PLX3397 is also used to treat the rare disease tenosynovial giant cell tumors (TGCT), a disease that causes benign tumors to grow rapidly in the joints.
Researchers at the Majewska lab were using PLX3397 in male versus female experiments, but continued to encounter difficulties. So they decided to take a different approach with the inhibitor. Instead of using it to ask further questions, they decided to better understand how microglia responded to the drug in men compared to women.
Linh Le, PhD (’24), currently a research scientist at SetPoint Medical Corp, was a graduate student in the Majewska lab and is the first author of this study, discovered the expected response of microglia to PLX3397 in male mice: she blocked the receptor that signals microglia survival and depletes microglia.
However, Le et al. were surprised to find that female microglia responded with a different signaling strategy, resulting in increased microglial survival and decreased exhaustion.
“These results are crucial in the emerging field of developing disease-modifying therapies targeting microglia,” Majewska said.
“We don’t yet know why microglia act differently in the two sexes. I think we would like to understand how signaling through this receptor is regulated under different conditions, i.e. hormonal changes, a basal state, an inflammatory state or an anti-inflammatory state.
Other authors include Sophia Eliseeva, Elizabeth Plunk, Kallam Kara-Pabani, Herman Li, Felix Yarovinsky, PhD, of the University of Rochester.

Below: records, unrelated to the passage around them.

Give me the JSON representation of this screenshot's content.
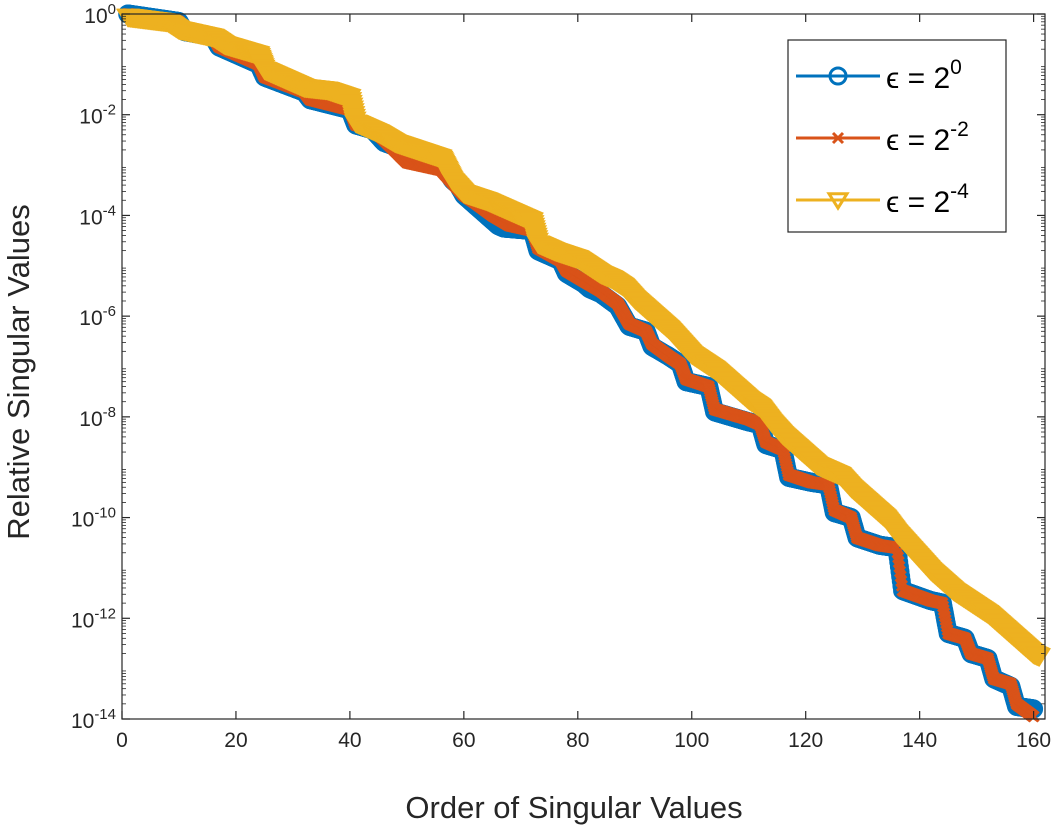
{
  "chart_data": {
    "type": "line",
    "xlabel": "Order of Singular Values",
    "ylabel": "Relative Singular Values",
    "xlim": [
      0,
      162
    ],
    "ylim_log10": [
      -14,
      0
    ],
    "yscale": "log",
    "x_ticks": [
      0,
      20,
      40,
      60,
      80,
      100,
      120,
      140,
      160
    ],
    "y_ticks": [
      {
        "base": "10",
        "exp": "0"
      },
      {
        "base": "10",
        "exp": "-2"
      },
      {
        "base": "10",
        "exp": "-4"
      },
      {
        "base": "10",
        "exp": "-6"
      },
      {
        "base": "10",
        "exp": "-8"
      },
      {
        "base": "10",
        "exp": "-10"
      },
      {
        "base": "10",
        "exp": "-12"
      },
      {
        "base": "10",
        "exp": "-14"
      }
    ],
    "legend_position": "top-right",
    "series": [
      {
        "name": "ε = 2^0",
        "label_base": "ϵ = 2",
        "label_exp": "0",
        "color": "#0072BD",
        "marker": "circle",
        "points_log10": [
          [
            1,
            0
          ],
          [
            10,
            -0.15
          ],
          [
            11,
            -0.35
          ],
          [
            16,
            -0.45
          ],
          [
            17,
            -0.65
          ],
          [
            24,
            -1.0
          ],
          [
            25,
            -1.25
          ],
          [
            32,
            -1.55
          ],
          [
            33,
            -1.7
          ],
          [
            40,
            -1.9
          ],
          [
            41,
            -2.2
          ],
          [
            44,
            -2.3
          ],
          [
            46,
            -2.55
          ],
          [
            56,
            -2.95
          ],
          [
            58,
            -3.3
          ],
          [
            59,
            -3.4
          ],
          [
            60,
            -3.6
          ],
          [
            62,
            -3.8
          ],
          [
            65,
            -4.1
          ],
          [
            66,
            -4.2
          ],
          [
            67,
            -4.25
          ],
          [
            72,
            -4.3
          ],
          [
            73,
            -4.7
          ],
          [
            77,
            -4.9
          ],
          [
            78,
            -5.15
          ],
          [
            81,
            -5.35
          ],
          [
            82,
            -5.45
          ],
          [
            84,
            -5.55
          ],
          [
            87,
            -5.8
          ],
          [
            88,
            -6.0
          ],
          [
            89,
            -6.2
          ],
          [
            92,
            -6.3
          ],
          [
            93,
            -6.6
          ],
          [
            96,
            -6.8
          ],
          [
            98,
            -6.95
          ],
          [
            99,
            -7.3
          ],
          [
            103,
            -7.4
          ],
          [
            104,
            -7.9
          ],
          [
            110,
            -8.1
          ],
          [
            112,
            -8.15
          ],
          [
            113,
            -8.55
          ],
          [
            116,
            -8.65
          ],
          [
            117,
            -9.2
          ],
          [
            121,
            -9.3
          ],
          [
            124,
            -9.35
          ],
          [
            125,
            -9.9
          ],
          [
            128,
            -10.0
          ],
          [
            129,
            -10.4
          ],
          [
            133,
            -10.55
          ],
          [
            136,
            -10.6
          ],
          [
            137,
            -11.45
          ],
          [
            142,
            -11.65
          ],
          [
            144,
            -11.7
          ],
          [
            145,
            -12.3
          ],
          [
            148,
            -12.4
          ],
          [
            149,
            -12.7
          ],
          [
            152,
            -12.8
          ],
          [
            153,
            -13.2
          ],
          [
            156,
            -13.35
          ],
          [
            157,
            -13.75
          ],
          [
            160,
            -13.8
          ]
        ]
      },
      {
        "name": "ε = 2^-2",
        "label_base": "ϵ = 2",
        "label_exp": "-2",
        "color": "#D95319",
        "marker": "cross",
        "points_log10": [
          [
            1,
            0
          ],
          [
            10,
            -0.15
          ],
          [
            11,
            -0.35
          ],
          [
            16,
            -0.45
          ],
          [
            17,
            -0.65
          ],
          [
            24,
            -1.0
          ],
          [
            25,
            -1.25
          ],
          [
            32,
            -1.55
          ],
          [
            33,
            -1.7
          ],
          [
            40,
            -1.9
          ],
          [
            41,
            -2.2
          ],
          [
            44,
            -2.3
          ],
          [
            46,
            -2.5
          ],
          [
            50,
            -2.95
          ],
          [
            54,
            -3.05
          ],
          [
            56,
            -3.1
          ],
          [
            58,
            -3.35
          ],
          [
            60,
            -3.6
          ],
          [
            62,
            -3.75
          ],
          [
            65,
            -4.0
          ],
          [
            68,
            -4.2
          ],
          [
            72,
            -4.3
          ],
          [
            73,
            -4.65
          ],
          [
            77,
            -4.9
          ],
          [
            78,
            -5.1
          ],
          [
            81,
            -5.3
          ],
          [
            84,
            -5.5
          ],
          [
            87,
            -5.75
          ],
          [
            88,
            -5.95
          ],
          [
            89,
            -6.15
          ],
          [
            92,
            -6.3
          ],
          [
            93,
            -6.55
          ],
          [
            96,
            -6.8
          ],
          [
            98,
            -6.95
          ],
          [
            99,
            -7.25
          ],
          [
            103,
            -7.4
          ],
          [
            104,
            -7.85
          ],
          [
            110,
            -8.05
          ],
          [
            112,
            -8.15
          ],
          [
            113,
            -8.5
          ],
          [
            116,
            -8.65
          ],
          [
            117,
            -9.15
          ],
          [
            121,
            -9.3
          ],
          [
            124,
            -9.35
          ],
          [
            125,
            -9.85
          ],
          [
            128,
            -10.0
          ],
          [
            129,
            -10.4
          ],
          [
            133,
            -10.55
          ],
          [
            136,
            -10.6
          ],
          [
            137,
            -11.45
          ],
          [
            142,
            -11.65
          ],
          [
            144,
            -11.7
          ],
          [
            145,
            -12.3
          ],
          [
            148,
            -12.4
          ],
          [
            149,
            -12.7
          ],
          [
            152,
            -12.8
          ],
          [
            153,
            -13.2
          ],
          [
            156,
            -13.3
          ],
          [
            157,
            -13.7
          ],
          [
            160,
            -13.95
          ]
        ]
      },
      {
        "name": "ε = 2^-4",
        "label_base": "ϵ = 2",
        "label_exp": "-4",
        "color": "#EDB120",
        "marker": "triangle-down",
        "points_log10": [
          [
            1,
            -0.05
          ],
          [
            8,
            -0.15
          ],
          [
            10,
            -0.3
          ],
          [
            16,
            -0.45
          ],
          [
            18,
            -0.6
          ],
          [
            24,
            -0.8
          ],
          [
            25,
            -1.1
          ],
          [
            28,
            -1.25
          ],
          [
            32,
            -1.45
          ],
          [
            36,
            -1.5
          ],
          [
            40,
            -1.65
          ],
          [
            41,
            -2.15
          ],
          [
            45,
            -2.35
          ],
          [
            48,
            -2.55
          ],
          [
            52,
            -2.7
          ],
          [
            56,
            -2.85
          ],
          [
            58,
            -3.3
          ],
          [
            60,
            -3.55
          ],
          [
            64,
            -3.7
          ],
          [
            68,
            -3.9
          ],
          [
            72,
            -4.1
          ],
          [
            73,
            -4.55
          ],
          [
            76,
            -4.7
          ],
          [
            80,
            -4.85
          ],
          [
            82,
            -5.0
          ],
          [
            84,
            -5.15
          ],
          [
            86,
            -5.25
          ],
          [
            88,
            -5.4
          ],
          [
            90,
            -5.65
          ],
          [
            92,
            -5.85
          ],
          [
            94,
            -6.05
          ],
          [
            96,
            -6.25
          ],
          [
            98,
            -6.5
          ],
          [
            100,
            -6.75
          ],
          [
            102,
            -6.9
          ],
          [
            104,
            -7.05
          ],
          [
            106,
            -7.25
          ],
          [
            108,
            -7.45
          ],
          [
            110,
            -7.65
          ],
          [
            112,
            -7.8
          ],
          [
            114,
            -8.1
          ],
          [
            116,
            -8.35
          ],
          [
            118,
            -8.55
          ],
          [
            120,
            -8.75
          ],
          [
            122,
            -8.95
          ],
          [
            124,
            -9.05
          ],
          [
            126,
            -9.15
          ],
          [
            128,
            -9.4
          ],
          [
            130,
            -9.6
          ],
          [
            132,
            -9.8
          ],
          [
            134,
            -10.0
          ],
          [
            136,
            -10.3
          ],
          [
            138,
            -10.55
          ],
          [
            140,
            -10.8
          ],
          [
            142,
            -11.05
          ],
          [
            144,
            -11.25
          ],
          [
            146,
            -11.45
          ],
          [
            148,
            -11.6
          ],
          [
            150,
            -11.75
          ],
          [
            152,
            -11.9
          ],
          [
            154,
            -12.1
          ],
          [
            156,
            -12.3
          ],
          [
            158,
            -12.5
          ],
          [
            160,
            -12.7
          ],
          [
            161,
            -12.75
          ]
        ]
      }
    ]
  }
}
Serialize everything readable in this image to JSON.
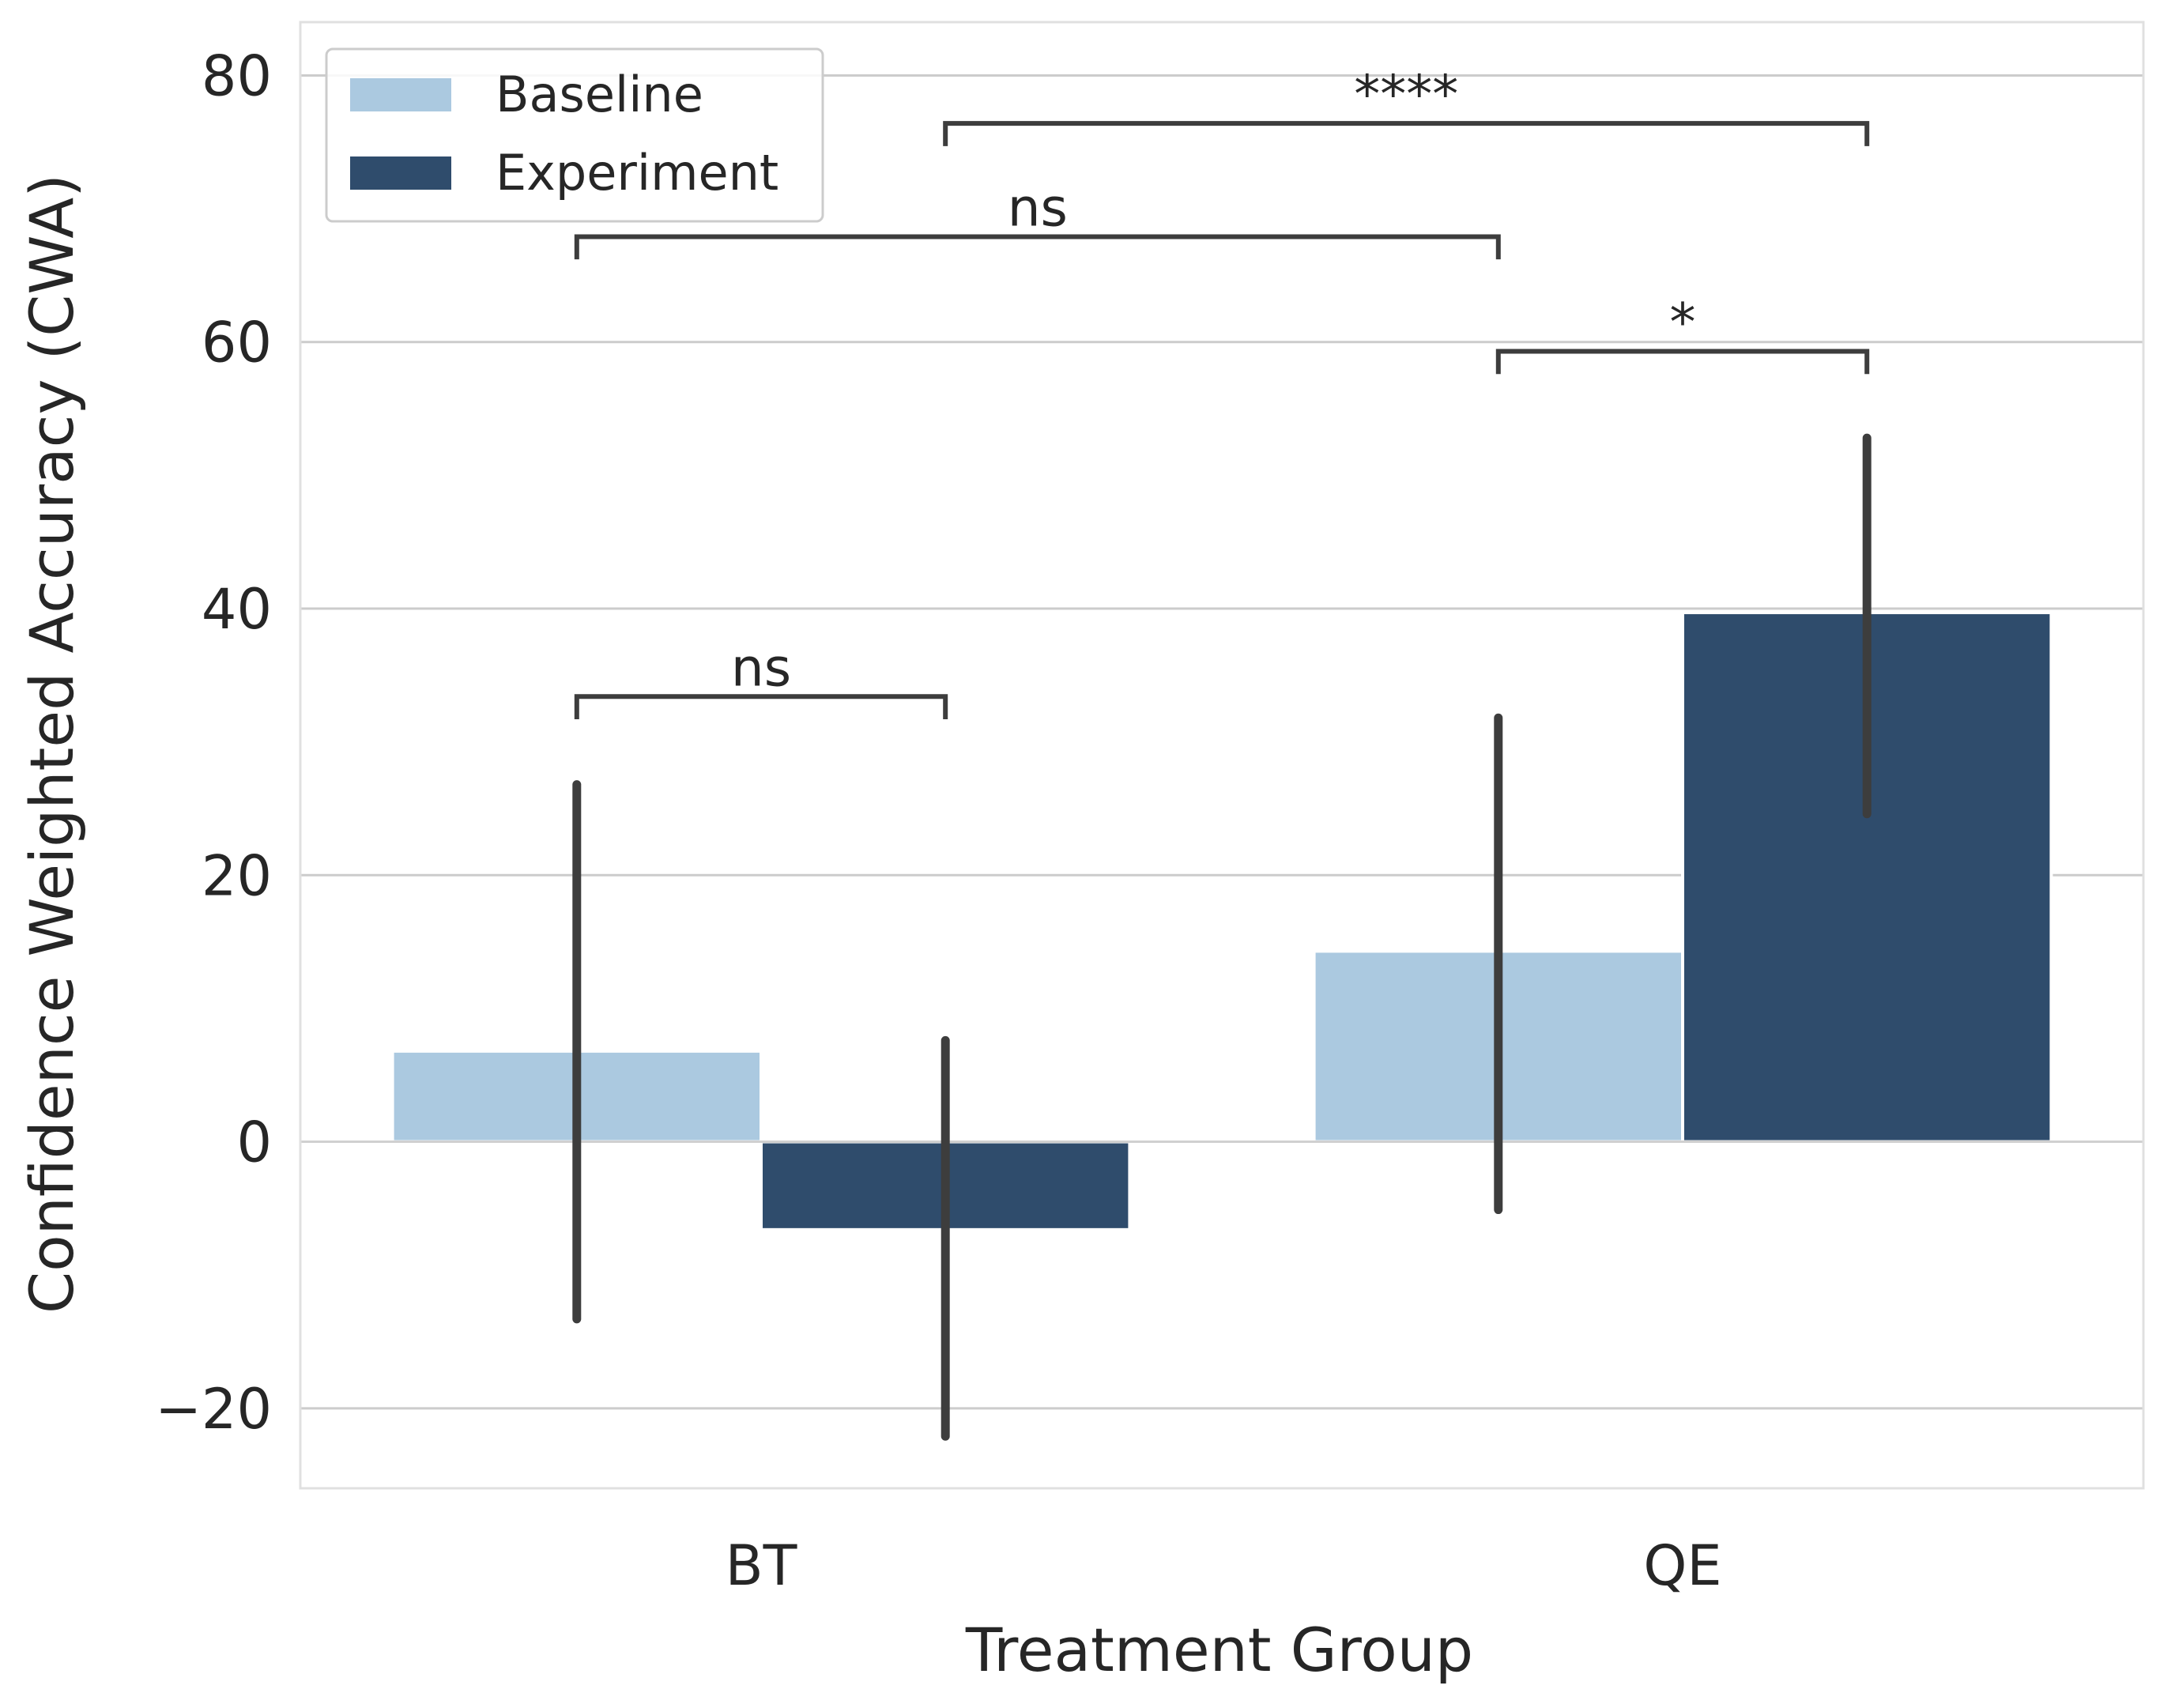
{
  "chart_data": {
    "type": "bar",
    "title": "",
    "xlabel": "Treatment Group",
    "ylabel": "Confidence Weighted Accuracy (CWA)",
    "categories": [
      "BT",
      "QE"
    ],
    "ylim": [
      -26,
      84
    ],
    "yticks": [
      80,
      60,
      40,
      20,
      0,
      -20
    ],
    "ytick_labels": [
      "80",
      "60",
      "40",
      "20",
      "0",
      "−20"
    ],
    "grid": true,
    "legend_position": "top-left",
    "series": [
      {
        "name": "Baseline",
        "color": "#abc9e0",
        "values": [
          6.8,
          14.3
        ],
        "ci_low": [
          -13.3,
          -5.1
        ],
        "ci_high": [
          26.8,
          31.8
        ]
      },
      {
        "name": "Experiment",
        "color": "#2f4c6c",
        "values": [
          -6.6,
          39.7
        ],
        "ci_low": [
          -22.1,
          24.6
        ],
        "ci_high": [
          7.6,
          52.8
        ]
      }
    ],
    "annotations": [
      {
        "label": "ns",
        "from": {
          "category": 0,
          "series": 0
        },
        "to": {
          "category": 0,
          "series": 1
        },
        "level": 33.4,
        "tick_to": 31.7
      },
      {
        "label": "ns",
        "from": {
          "category": 0,
          "series": 0
        },
        "to": {
          "category": 1,
          "series": 0
        },
        "level": 67.9,
        "tick_to": 66.2
      },
      {
        "label": "*",
        "from": {
          "category": 1,
          "series": 0
        },
        "to": {
          "category": 1,
          "series": 1
        },
        "level": 59.3,
        "tick_to": 57.6
      },
      {
        "label": "****",
        "from": {
          "category": 0,
          "series": 1
        },
        "to": {
          "category": 1,
          "series": 1
        },
        "level": 76.4,
        "tick_to": 74.7
      }
    ],
    "colors": {
      "grid": "#cccccc",
      "text": "#262626",
      "errorbar": "#3d3d3d",
      "frame": "#e0e0e0"
    }
  }
}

This work was supported by the National Institute of Neurological Disorders and Stroke, the Department of Defense, the Goodman Award, and the Kilian J. and Caroline F. Schmitt Foundation through the Del Institute Pilot Program Go up for neuroscience.
About this neuroscience research news
Author: Kelsie Smith Hayduk
Source: University of Rochester
Contact: Kelsie Smith Hayduk – University of Rochester
Picture: Image is credited to Neuroscience News
Original research: Free access.
“Microglial response to colony-stimulating factor 1 receptor inhibition by PLX3397 differs by sex in adult mice” by Ania Majewska et al. Cell Reports
Abstract
Microglial response to colony-stimulating factor 1 receptor inhibition by PLX3397 differs by sex in adult mice
Microglia, the resident macrophages of the brain, derive from the yolk sac and colonize the brain before the formation of the blood-brain barrier.
Once established, they grow locally and require CSF1R (Colony-stimulating-factor-1) receptor signaling for their development and maintenance.
CSF1R inhibitors have been widely used to deplete microglia in healthy and diseased brains.
In this study, we demonstrated sex differences in the microglial response to the CSF1R inhibitor, PLX3397. Male mice had greater microglial depletion than females.
Transcriptomic and flow cytometry analysis revealed sex-specific differences in the remaining microglia population, with female microglia positively regulating autophagy and proteostasis pathways, while male microglia increased mitobiogenesis.
Furthermore, manipulation of key microglial receptors using different transgenic mouse lines resulted in changes in depletion efficiency that were also sex dependent.
These findings suggest sex-dependent microglial survival mechanisms, which may contribute to the well-documented sex differences in various neurological disorders.